La relance par la politique budgétaire et fiscale est souhaitable de la part des pays membres ayant des marges de manœuvre comme l’Allemagne et les Pays-Bas. Mais elle est hypothétique vu la défiance des pays excédentaires vis-à-vis des pays déficitaires. Une solution budgétaire coopérative au niveau européen est peu probable à court terme, même si l’Allemagne au bord de la récession y trouverait son compte. Une Allemagne qui vient d’annoncer un plan de 100 milliards d’euros d’ici à 2030 pour le climat, mais dans le respect de l’orthodoxie budgétaire. Nécessaire sans doute, insuffisant sûrement.
Recycler encore plus d’épargne privée
Dans ce contexte, l’Europe doit mettre l’accent sur une voie plus consensuelle, une mobilisation élargie de l’épargne privée. Avec le plan Juncker, qui court jusqu’en 2020, elle a déjà réussi à mobiliser plus de 500 milliards d’euros au profit de l’innovation, de la R & D, des PME, de l’énergie… Le programme InvestEU va le prolonger sur 2021-2027 avec une cible de 650 milliards d’investissements additionnels.
Avec la croissance qui ralentit et une inflation en deçà de l’objectif de la BCE, c’est maintenant qu’il faut intensifier l’investissement en Europe, pas dans cinq ou huit ans. En renforçant le rôle des organismes au cœur du plan Juncker, la Banque européenne d’investissement (BEI) et les fonds attachés (Fonds européen d’investissement et Fonds européen pour les investissements stratégiques).
La BEI recycle de l’épargne, empruntant sur les marchés financiers et allongeant éventuellement l’échéance de cette épargne pour l’investir dans des projets et des secteurs prioritaires pour l’emploi, une croissance plus inclusive, le développement durable, l’expansion locale, la compétitivité bien sûr. Malgré la crise ou à cause d’elle, les ménages européens épargnent abondamment. L’objectif pour le groupe BEI et les banques nationales de développement avec lesquelles il coopère doit être de recycler encore plus d’épargne privée. En s’appuyant sur des véhicules financiers adéquats et les bonnes incitations. Cette voie serait de toute façon complémentaire de l’hypothétique relance budgétaire au niveau européen.

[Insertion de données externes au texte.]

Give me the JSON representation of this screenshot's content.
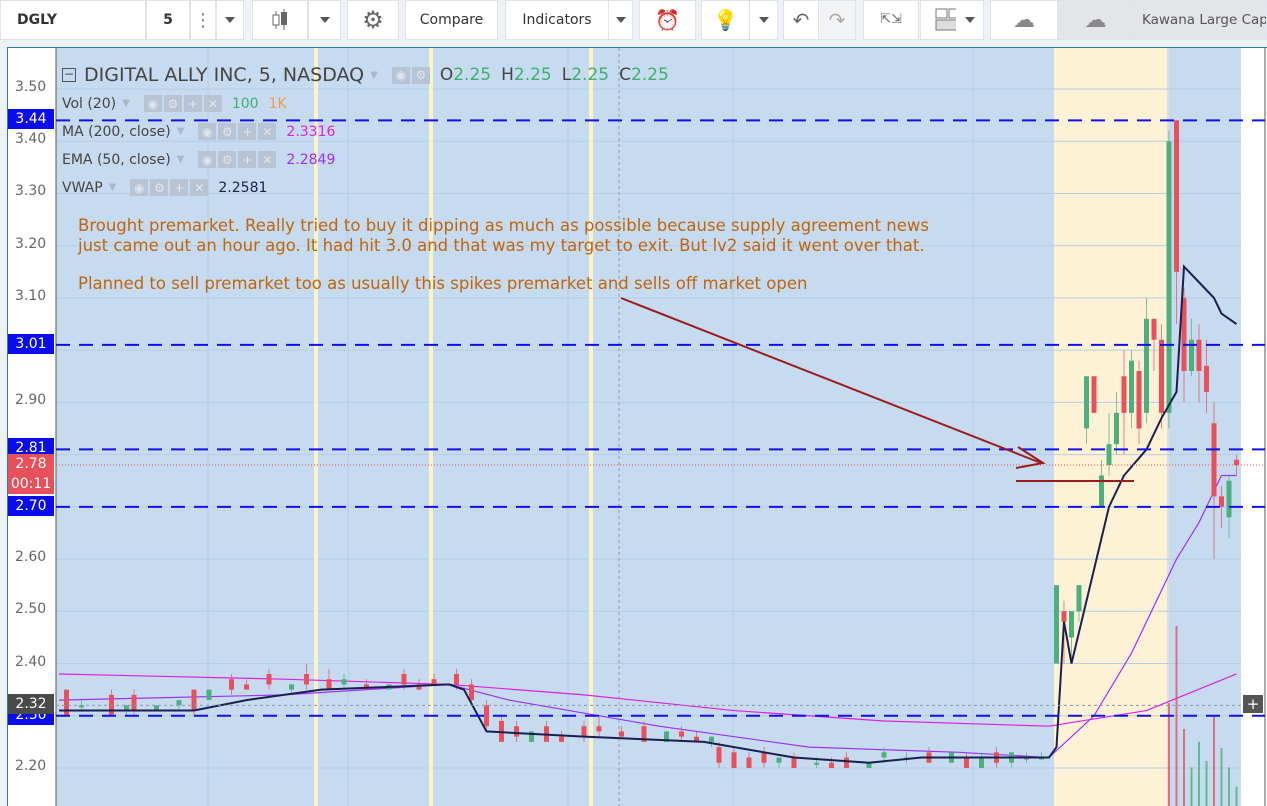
{
  "toolbar": {
    "symbol": "DGLY",
    "interval": "5",
    "compare_label": "Compare",
    "indicators_label": "Indicators",
    "watchlist_label": "Kawana Large Cap"
  },
  "legend": {
    "title": "DIGITAL ALLY INC, 5, NASDAQ",
    "ohlc": {
      "o_label": "O",
      "o": "2.25",
      "h_label": "H",
      "h": "2.25",
      "l_label": "L",
      "l": "2.25",
      "c_label": "C",
      "c": "2.25"
    },
    "vol": {
      "label": "Vol (20)",
      "v1": "100",
      "v2": "1K"
    },
    "ma": {
      "label": "MA (200, close)",
      "value": "2.3316"
    },
    "ema": {
      "label": "EMA (50, close)",
      "value": "2.2849"
    },
    "vwap": {
      "label": "VWAP",
      "value": "2.2581"
    }
  },
  "notes": {
    "line1": "Brought premarket.  Really tried to buy it dipping as much as possible because supply agreement news",
    "line2": "just came out an hour ago.  It had hit 3.0 and that was my target to exit.  But lv2 said it went over that.",
    "line3": "Planned to sell premarket too as usually this spikes premarket and sells off market open"
  },
  "price_axis": {
    "ticks": [
      "3.50",
      "3.40",
      "3.30",
      "3.20",
      "3.10",
      "2.90",
      "2.60",
      "2.50",
      "2.40",
      "2.20"
    ],
    "levels": [
      "3.44",
      "3.01",
      "2.81",
      "2.70",
      "2.30"
    ],
    "last_price": "2.78",
    "countdown": "00:11",
    "crosshair_price": "2.32"
  },
  "colors": {
    "up": "#4caf7d",
    "down": "#e8505b",
    "vwap": "#1b1f4f",
    "ma": "#e020e0",
    "ema": "#9b30ff",
    "level": "#1010ee",
    "note": "#c0650c",
    "arrow": "#9b1c1c",
    "bg": "#c6dbef",
    "premarket": "#fdf2d6"
  },
  "chart_data": {
    "type": "candlestick",
    "candles": [
      [
        1,
        2.35,
        2.35,
        2.3,
        2.3
      ],
      [
        3,
        2.32,
        2.33,
        2.31,
        2.32
      ],
      [
        7,
        2.34,
        2.35,
        2.3,
        2.3
      ],
      [
        9,
        2.31,
        2.32,
        2.3,
        2.32
      ],
      [
        10,
        2.34,
        2.35,
        2.3,
        2.31
      ],
      [
        13,
        2.31,
        2.32,
        2.31,
        2.32
      ],
      [
        16,
        2.32,
        2.33,
        2.31,
        2.33
      ],
      [
        18,
        2.35,
        2.35,
        2.3,
        2.31
      ],
      [
        20,
        2.33,
        2.35,
        2.33,
        2.35
      ],
      [
        23,
        2.37,
        2.38,
        2.34,
        2.35
      ],
      [
        25,
        2.36,
        2.37,
        2.35,
        2.35
      ],
      [
        28,
        2.38,
        2.39,
        2.35,
        2.36
      ],
      [
        31,
        2.35,
        2.36,
        2.34,
        2.36
      ],
      [
        33,
        2.38,
        2.4,
        2.35,
        2.36
      ],
      [
        36,
        2.37,
        2.39,
        2.35,
        2.35
      ],
      [
        38,
        2.36,
        2.38,
        2.35,
        2.37
      ],
      [
        41,
        2.36,
        2.37,
        2.35,
        2.35
      ],
      [
        44,
        2.35,
        2.36,
        2.35,
        2.36
      ],
      [
        46,
        2.38,
        2.39,
        2.35,
        2.36
      ],
      [
        48,
        2.36,
        2.37,
        2.35,
        2.35
      ],
      [
        50,
        2.37,
        2.38,
        2.36,
        2.36
      ],
      [
        53,
        2.38,
        2.39,
        2.35,
        2.36
      ],
      [
        55,
        2.36,
        2.37,
        2.32,
        2.33
      ],
      [
        57,
        2.32,
        2.33,
        2.27,
        2.28
      ],
      [
        59,
        2.29,
        2.3,
        2.25,
        2.25
      ],
      [
        61,
        2.28,
        2.29,
        2.25,
        2.26
      ],
      [
        63,
        2.25,
        2.27,
        2.25,
        2.27
      ],
      [
        65,
        2.28,
        2.29,
        2.25,
        2.25
      ],
      [
        67,
        2.26,
        2.27,
        2.25,
        2.25
      ],
      [
        70,
        2.28,
        2.29,
        2.25,
        2.26
      ],
      [
        72,
        2.28,
        2.3,
        2.26,
        2.27
      ],
      [
        75,
        2.27,
        2.28,
        2.26,
        2.26
      ],
      [
        78,
        2.28,
        2.29,
        2.25,
        2.25
      ],
      [
        81,
        2.25,
        2.27,
        2.25,
        2.27
      ],
      [
        83,
        2.27,
        2.28,
        2.25,
        2.26
      ],
      [
        85,
        2.26,
        2.27,
        2.25,
        2.25
      ],
      [
        87,
        2.25,
        2.26,
        2.24,
        2.26
      ],
      [
        88,
        2.24,
        2.25,
        2.2,
        2.21
      ],
      [
        90,
        2.23,
        2.24,
        2.2,
        2.2
      ],
      [
        92,
        2.22,
        2.23,
        2.2,
        2.2
      ],
      [
        94,
        2.23,
        2.24,
        2.2,
        2.21
      ],
      [
        96,
        2.21,
        2.22,
        2.2,
        2.22
      ],
      [
        98,
        2.22,
        2.23,
        2.2,
        2.2
      ],
      [
        101,
        2.21,
        2.22,
        2.2,
        2.21
      ],
      [
        103,
        2.21,
        2.22,
        2.2,
        2.2
      ],
      [
        105,
        2.22,
        2.23,
        2.2,
        2.2
      ],
      [
        108,
        2.2,
        2.21,
        2.2,
        2.21
      ],
      [
        110,
        2.22,
        2.24,
        2.21,
        2.23
      ],
      [
        113,
        2.22,
        2.23,
        2.21,
        2.22
      ],
      [
        116,
        2.23,
        2.24,
        2.21,
        2.21
      ],
      [
        119,
        2.21,
        2.23,
        2.21,
        2.23
      ],
      [
        121,
        2.22,
        2.23,
        2.2,
        2.2
      ],
      [
        123,
        2.2,
        2.23,
        2.2,
        2.22
      ],
      [
        125,
        2.23,
        2.24,
        2.2,
        2.21
      ],
      [
        127,
        2.21,
        2.23,
        2.2,
        2.23
      ],
      [
        129,
        2.22,
        2.23,
        2.21,
        2.22
      ],
      [
        131,
        2.22,
        2.23,
        2.22,
        2.22
      ],
      [
        133,
        2.4,
        2.55,
        2.4,
        2.55
      ],
      [
        134,
        2.5,
        2.52,
        2.4,
        2.48
      ],
      [
        135,
        2.45,
        2.5,
        2.4,
        2.5
      ],
      [
        136,
        2.5,
        2.55,
        2.48,
        2.55
      ],
      [
        137,
        2.85,
        2.95,
        2.82,
        2.95
      ],
      [
        138,
        2.95,
        2.95,
        2.88,
        2.88
      ],
      [
        139,
        2.7,
        2.79,
        2.7,
        2.76
      ],
      [
        140,
        2.78,
        2.88,
        2.76,
        2.82
      ],
      [
        141,
        2.82,
        2.92,
        2.8,
        2.88
      ],
      [
        142,
        2.95,
        3.0,
        2.8,
        2.88
      ],
      [
        143,
        2.88,
        3.0,
        2.85,
        2.98
      ],
      [
        144,
        2.96,
        2.98,
        2.82,
        2.85
      ],
      [
        145,
        2.88,
        3.1,
        2.86,
        3.06
      ],
      [
        146,
        3.06,
        3.06,
        2.96,
        3.02
      ],
      [
        147,
        3.02,
        3.05,
        2.85,
        2.88
      ],
      [
        148,
        2.88,
        3.42,
        2.85,
        3.4
      ],
      [
        149,
        3.44,
        3.44,
        3.05,
        3.15
      ],
      [
        150,
        3.1,
        3.12,
        2.9,
        2.96
      ],
      [
        151,
        2.96,
        3.06,
        2.95,
        3.02
      ],
      [
        152,
        3.02,
        3.05,
        2.9,
        2.96
      ],
      [
        153,
        2.97,
        3.02,
        2.88,
        2.92
      ],
      [
        154,
        2.86,
        2.9,
        2.6,
        2.72
      ],
      [
        155,
        2.72,
        2.74,
        2.66,
        2.7
      ],
      [
        156,
        2.68,
        2.76,
        2.64,
        2.75
      ],
      [
        157,
        2.79,
        2.8,
        2.76,
        2.78
      ]
    ],
    "vwap": [
      [
        0,
        2.31
      ],
      [
        18,
        2.31
      ],
      [
        25,
        2.33
      ],
      [
        35,
        2.35
      ],
      [
        52,
        2.36
      ],
      [
        54,
        2.35
      ],
      [
        57,
        2.27
      ],
      [
        70,
        2.26
      ],
      [
        86,
        2.25
      ],
      [
        98,
        2.22
      ],
      [
        108,
        2.21
      ],
      [
        115,
        2.22
      ],
      [
        132,
        2.22
      ],
      [
        133,
        2.24
      ],
      [
        134,
        2.48
      ],
      [
        135,
        2.4
      ],
      [
        138,
        2.58
      ],
      [
        140,
        2.7
      ],
      [
        142,
        2.76
      ],
      [
        145,
        2.81
      ],
      [
        147,
        2.87
      ],
      [
        149,
        2.92
      ],
      [
        150,
        3.16
      ],
      [
        152,
        3.13
      ],
      [
        154,
        3.1
      ],
      [
        155,
        3.07
      ],
      [
        157,
        3.05
      ]
    ],
    "ma200": [
      [
        0,
        2.38
      ],
      [
        30,
        2.37
      ],
      [
        52,
        2.36
      ],
      [
        70,
        2.34
      ],
      [
        90,
        2.31
      ],
      [
        110,
        2.29
      ],
      [
        132,
        2.28
      ],
      [
        145,
        2.31
      ],
      [
        157,
        2.38
      ]
    ],
    "ema50": [
      [
        0,
        2.33
      ],
      [
        30,
        2.34
      ],
      [
        52,
        2.36
      ],
      [
        60,
        2.33
      ],
      [
        80,
        2.28
      ],
      [
        100,
        2.24
      ],
      [
        120,
        2.23
      ],
      [
        132,
        2.22
      ],
      [
        138,
        2.3
      ],
      [
        143,
        2.42
      ],
      [
        149,
        2.6
      ],
      [
        152,
        2.67
      ],
      [
        155,
        2.76
      ],
      [
        157,
        2.76
      ]
    ],
    "volume": [
      [
        148,
        800
      ],
      [
        149,
        1400
      ],
      [
        150,
        600
      ],
      [
        151,
        300
      ],
      [
        152,
        500
      ],
      [
        153,
        350
      ],
      [
        154,
        700
      ],
      [
        155,
        450
      ],
      [
        156,
        300
      ],
      [
        157,
        150
      ]
    ],
    "ylim": [
      2.15,
      3.55
    ]
  }
}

Augmenter le capital de la BEI
Une première étape consiste à augmenter le capital de la BEI. Une opération nécessaire pour qu’elle conserve la meilleure notation, emprunte et prête aux meilleures conditions. Les Allemands et les Néerlandais seront a priori moins réticents à une telle opération qu’à une relance budgétaire. A partir de là, on pourrait compter sur un double effet de levier : la capacité accrue de financement de la BEI est un multiple de l’augmentation de son capital ; le financement public catalyse des financements privés.
Il ne s’agit pas pour autant de blanc-seing donné à la BEI et aux banques nationales de développement. L’épargne abondante et les taux d’intérêt bas quand ils ne sont pas négatifs ne justifient en aucune manière le gaspillage. Le plan Juncker dégage déjà plusieurs leçons. Il faut rester vigilant dans l’analyse des risques pris, dans la priorité à accorder aux investissements vraiment additionnels (ceux qui n’auraient pas été réalisés sans le dispositif européen) et dans le respect des objectifs climatiques et de cohésion sociale et territoriale.